On January 16, 2014, the Federal Trade Commission (FTC) unanimously ruled that it has authority to regulate a healthcare provider’s inadequate data security programs in order to protect consumers from business’ failure to protect consumers from identify theft or misuse of personal information under section 5 of the FTC Act, 15 U.S.C. § 45(a)(1). The FTC’s decision clarifies that healthcare providers and other “covered entities” regulated under the Health Insurance Portability and Accountability Act (HIPAA) must ensure that their data security practices comply with both HIPAA and the FTC Act.

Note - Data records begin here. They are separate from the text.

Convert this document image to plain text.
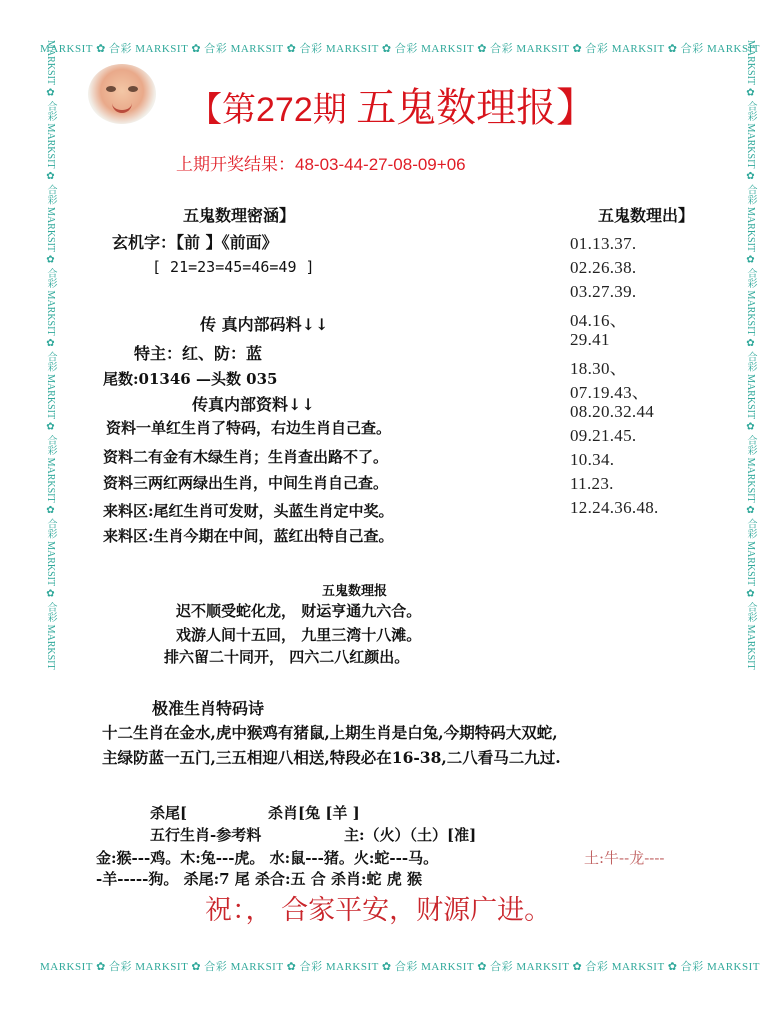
MARKSIT ✿ 合彩 MARKSIT ✿ 合彩 MARKSIT ✿ 合彩 MARKSIT ✿ 合彩 MARKSIT ✿ 合彩 MARKSIT ✿ 合彩 MARKSIT ✿ 合彩 MARKSIT
MARKSIT ✿ 合彩 MARKSIT ✿ 合彩 MARKSIT ✿ 合彩 MARKSIT ✿ 合彩 MARKSIT ✿ 合彩 MARKSIT ✿ 合彩 MARKSIT ✿ 合彩 MARKSIT
MARKSIT ✿ 合彩 MARKSIT ✿ 合彩 MARKSIT ✿ 合彩 MARKSIT ✿ 合彩 MARKSIT ✿ 合彩 MARKSIT ✿ 合彩 MARKSIT ✿ 合彩 MARKSIT
MARKSIT ✿ 合彩 MARKSIT ✿ 合彩 MARKSIT ✿ 合彩 MARKSIT ✿ 合彩 MARKSIT ✿ 合彩 MARKSIT ✿ 合彩 MARKSIT ✿ 合彩 MARKSIT
【第272期 五鬼数理报】
上期开奖结果：48-03-44-27-08-09+06
五鬼数理密涵】
玄机字：【前 】《前面》
[ 21=23=45=46=49 ]
传 真内部码料↓↓
特主：红、防：蓝
尾数:01346 —头数 035
传真内部资料↓↓
资料一单红生肖了特码，右边生肖自己查。
资料二有金有木绿生肖；生肖查出路不了。
资料三两红两绿出生肖，中间生肖自己查。
来料区:尾红生肖可发财，头蓝生肖定中奖。
来料区:生肖今期在中间，蓝红出特自己查。
五鬼数理出】
01.13.37.
02.26.38.
03.27.39.
04.16、
29.41
18.30、
07.19.43、
08.20.32.44
09.21.45.
10.34.
11.23.
12.24.36.48.
五鬼数理报
迟不顺受蛇化龙， 财运亨通九六合。
戏游人间十五回， 九里三湾十八滩。
排六留二十同开， 四六二八红颜出。
极准生肖特码诗
十二生肖在金水,虎中猴鸡有猪鼠,上期生肖是白兔,今期特码大双蛇,
主绿防蓝一五门,三五相迎八相送,特段必在16-38,二八看马二九过.
杀尾[	杀肖[兔 [羊 ]
五行生肖-参考料	主:（火）（土）[准]
金:猴---鸡。木:兔---虎。 水:鼠---猪。火:蛇---马。	土:牛--龙----
-羊-----狗。 杀尾:7 尾 杀合:五 合 杀肖:蛇 虎 猴
祝：， 合家平安，财源广进。
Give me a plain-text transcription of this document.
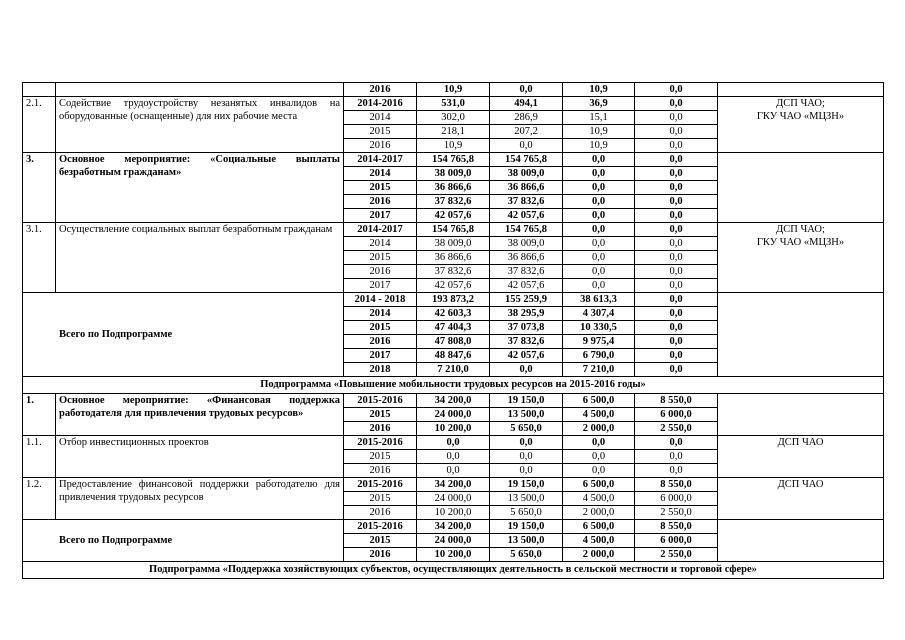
		2016	10,9	0,0	10,9	0,0	
2.1.	Содействие трудоустройству незанятых инвалидов на оборудованные (оснащенные) для них рабочие места	2014-2016	531,0	494,1	36,9	0,0	ДСП ЧАО;
ГКУ ЧАО «МЦЗН»

		2014	302,0	286,9	15,1	0,0	
		2015	218,1	207,2	10,9	0,0	
		2016	10,9	0,0	10,9	0,0	
3.	Основное мероприятие: «Социальные выплаты безработным гражданам»	2014-2017	154 765,8	154 765,8	0,0	0,0	
		2014	38 009,0	38 009,0	0,0	0,0	
		2015	36 866,6	36 866,6	0,0	0,0	
		2016	37 832,6	37 832,6	0,0	0,0	
		2017	42 057,6	42 057,6	0,0	0,0	
3.1.	Осуществление социальных выплат безработным гражданам	2014-2017	154 765,8	154 765,8	0,0	0,0	ДСП ЧАО;
ГКУ ЧАО «МЦЗН»

		2014	38 009,0	38 009,0	0,0	0,0	
		2015	36 866,6	36 866,6	0,0	0,0	
		2016	37 832,6	37 832,6	0,0	0,0	
		2017	42 057,6	42 057,6	0,0	0,0	
Всего по Подпрограмме		2014 - 2018	193 873,2	155 259,9	38 613,3	0,0	
		2014	42 603,3	38 295,9	4 307,4	0,0	
		2015	47 404,3	37 073,8	10 330,5	0,0	
		2016	47 808,0	37 832,6	9 975,4	0,0	
		2017	48 847,6	42 057,6	6 790,0	0,0	
		2018	7 210,0	0,0	7 210,0	0,0	
Подпрограмма «Повышение мобильности трудовых ресурсов на 2015-2016 годы»							
1.	Основное мероприятие: «Финансовая поддержка работодателя для привлечения трудовых ресурсов»	2015-2016	34 200,0	19 150,0	6 500,0	8 550,0	
		2015	24 000,0	13 500,0	4 500,0	6 000,0	
		2016	10 200,0	5 650,0	2 000,0	2 550,0	
1.1.	Отбор инвестиционных проектов	2015-2016	0,0	0,0	0,0	0,0	ДСП ЧАО

		2015	0,0	0,0	0,0	0,0	
		2016	0,0	0,0	0,0	0,0	
1.2.	Предоставление финансовой поддержки работодателю для привлечения трудовых ресурсов	2015-2016	34 200,0	19 150,0	6 500,0	8 550,0	ДСП ЧАО

		2015	24 000,0	13 500,0	4 500,0	6 000,0	
		2016	10 200,0	5 650,0	2 000,0	2 550,0	
Всего по Подпрограмме		2015-2016	34 200,0	19 150,0	6 500,0	8 550,0	
		2015	24 000,0	13 500,0	4 500,0	6 000,0	
		2016	10 200,0	5 650,0	2 000,0	2 550,0	
Подпрограмма «Поддержка хозяйствующих субъектов, осуществляющих деятельность в сельской местности и торговой сфере»							
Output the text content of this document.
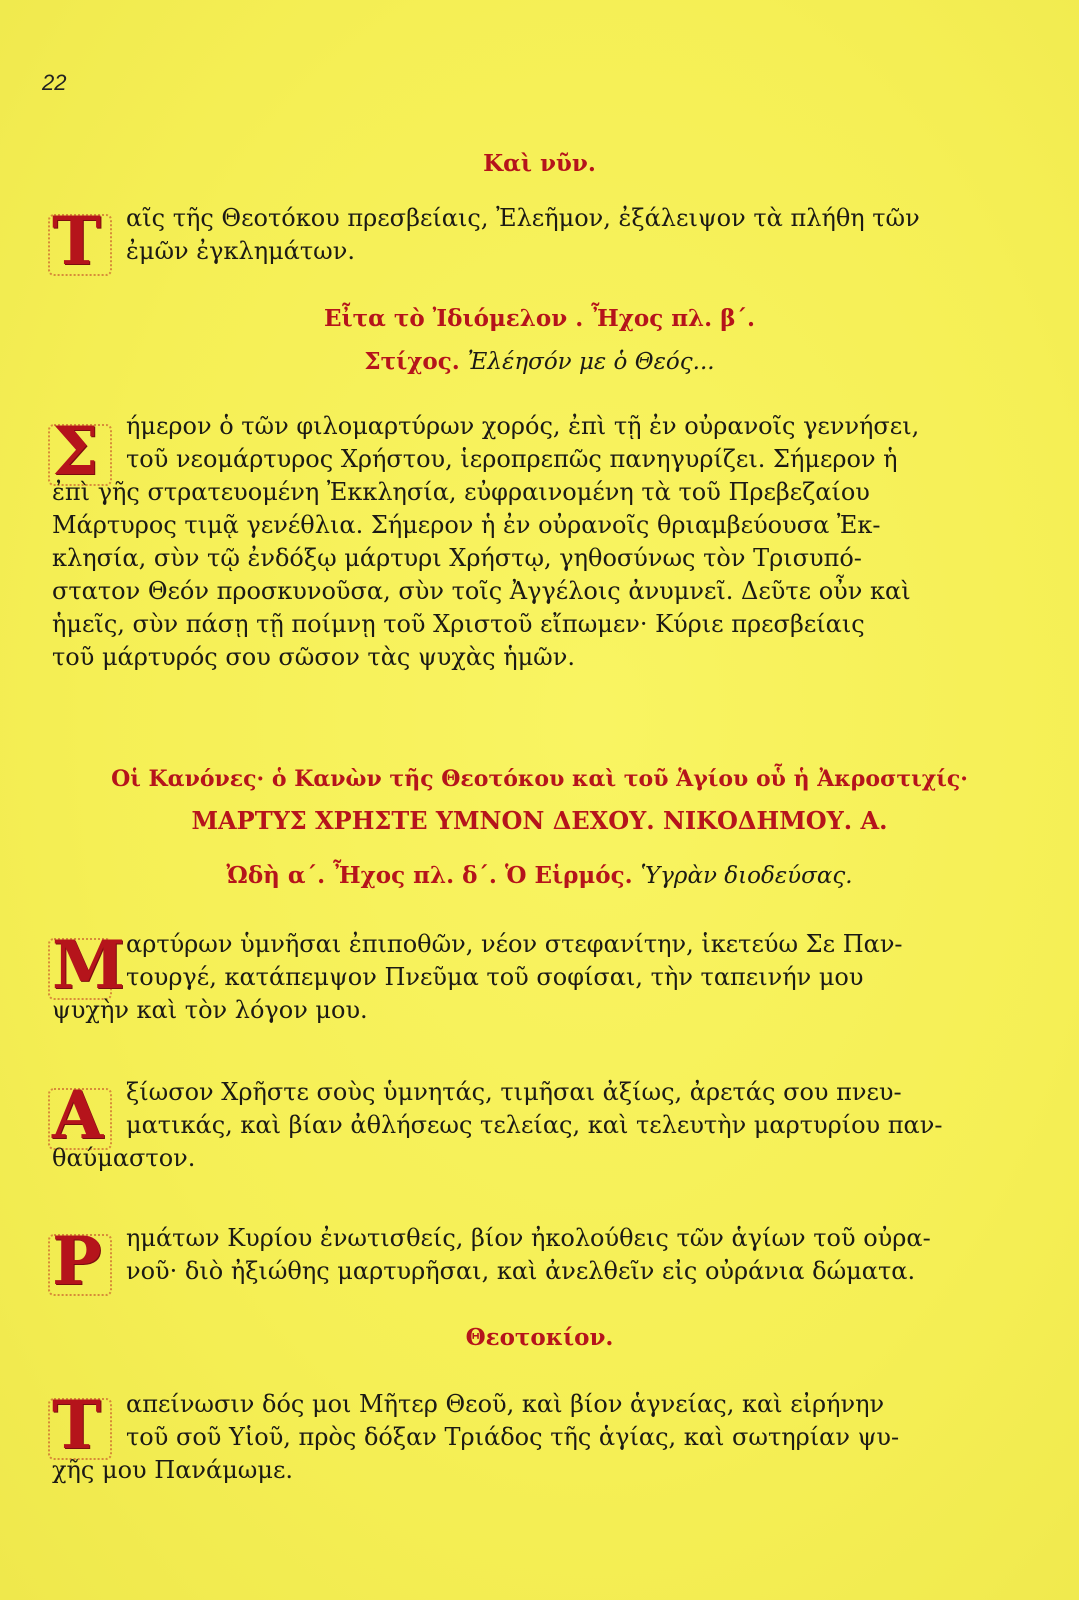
22
Καὶ νῦν.
Τ	αῖς τῆς Θεοτόκου πρεσβείαις, Ἐλεῆμον, ἐξάλειψον τὰ πλήθη τῶν
ἐμῶν ἐγκλημάτων.
Εἶτα τὸ Ἰδιόμελον . Ἦχος πλ. β΄.
Στίχος. Ἐλέησόν με ὁ Θεός...
Σ	ήμερον ὁ τῶν φιλομαρτύρων χορός, ἐπὶ τῇ ἐν οὐρανοῖς γεννήσει,
τοῦ νεομάρτυρος Χρήστου, ἱεροπρεπῶς πανηγυρίζει. Σήμερον ἡ
ἐπὶ γῆς στρατευομένη Ἐκκλησία, εὐφραινομένη τὰ τοῦ Πρεβεζαίου
Μάρτυρος τιμᾷ γενέθλια. Σήμερον ἡ ἐν οὐρανοῖς θριαμβεύουσα Ἐκ-
κλησία, σὺν τῷ ἐνδόξῳ μάρτυρι Χρήστῳ, γηθοσύνως τὸν Τρισυπό-
στατον Θεόν προσκυνοῦσα, σὺν τοῖς Ἀγγέλοις ἀνυμνεῖ. Δεῦτε οὖν καὶ
ἡμεῖς, σὺν πάσῃ τῇ ποίμνῃ τοῦ Χριστοῦ εἴπωμεν· Κύριε πρεσβείαις
τοῦ μάρτυρός σου σῶσον τὰς ψυχὰς ἡμῶν.
Οἱ Κανόνες· ὁ Κανὼν τῆς Θεοτόκου καὶ τοῦ Ἁγίου οὗ ἡ Ἀκροστιχίς·
ΜΑΡΤΥΣ ΧΡΗΣΤΕ ΥΜΝΟΝ ΔΕΧΟΥ. ΝΙΚΟΔΗΜΟΥ. Α.
Ὠδὴ α΄. Ἦχος πλ. δ΄. Ὁ Εἱρμός. Ὑγρὰν διοδεύσας.
Μ αρτύρων ὑμνῆσαι ἐπιποθῶν, νέον στεφανίτην, ἱκετεύω Σε Παν-
τουργέ, κατάπεμψον Πνεῦμα τοῦ σοφίσαι, τὴν ταπεινήν μου
ψυχὴν καὶ τὸν λόγον μου.
Α ξίωσον Χρῆστε σοὺς ὑμνητάς, τιμῆσαι ἀξίως, ἀρετάς σου πνευ-
ματικάς, καὶ βίαν ἀθλήσεως τελείας, καὶ τελευτὴν μαρτυρίου παν-
θαύμαστον.
Ρ	ημάτων Κυρίου ἐνωτισθείς, βίον ἠκολούθεις τῶν ἁγίων τοῦ οὐρα-
νοῦ· διὸ ἠξιώθης μαρτυρῆσαι, καὶ ἀνελθεῖν εἰς οὐράνια δώματα.
Θεοτοκίον.
Τ	απείνωσιν δός μοι Μῆτερ Θεοῦ, καὶ βίον ἁγνείας, καὶ εἰρήνην
τοῦ σοῦ Υἱοῦ, πρὸς δόξαν Τριάδος τῆς ἁγίας, καὶ σωτηρίαν ψυ-
χῆς μου Πανάμωμε.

On August 28, 2013, the Commission issued an administrative complaint against LabMD, a clinical lab company that allegedly engaged in practices that “failed to provide reasonable and appropriate security for personal information on its computer networks.” LabMD filed a motion to dismiss the Commission’s Complaint, and the recent ruling dismissed the lab’s motion. In its ruling, the Commission analyzes why HIPAA and other statutes do not preempt the commission’s FTC Act authority because, among other things, “[n]othing in HIPAA, HITECH, or any of the other statutes . . . reflects a ‘clear and manifest’ intent of Congress to restrict the Commission’s authority over allegedly ‘unfair’ data and security practices.”
The FTC’s ruling will likely impact federal cases that challenge the FTC’s authority under the FTC Act over data security practices, including the following two cases: LabMD, Inc. v. FTC, D.D.C., No. 1:13-cv-1787 (LabMD’s lawsuit against the FTC raising HIPAA preemption as a defense); and FTC v. Wyndham Worldwide Corp., D.N.J., No. 13-1887 (broadly challenging whether the FTC has authority to regulate data security practices under the FTC Act). The FTC’s ruling is available here.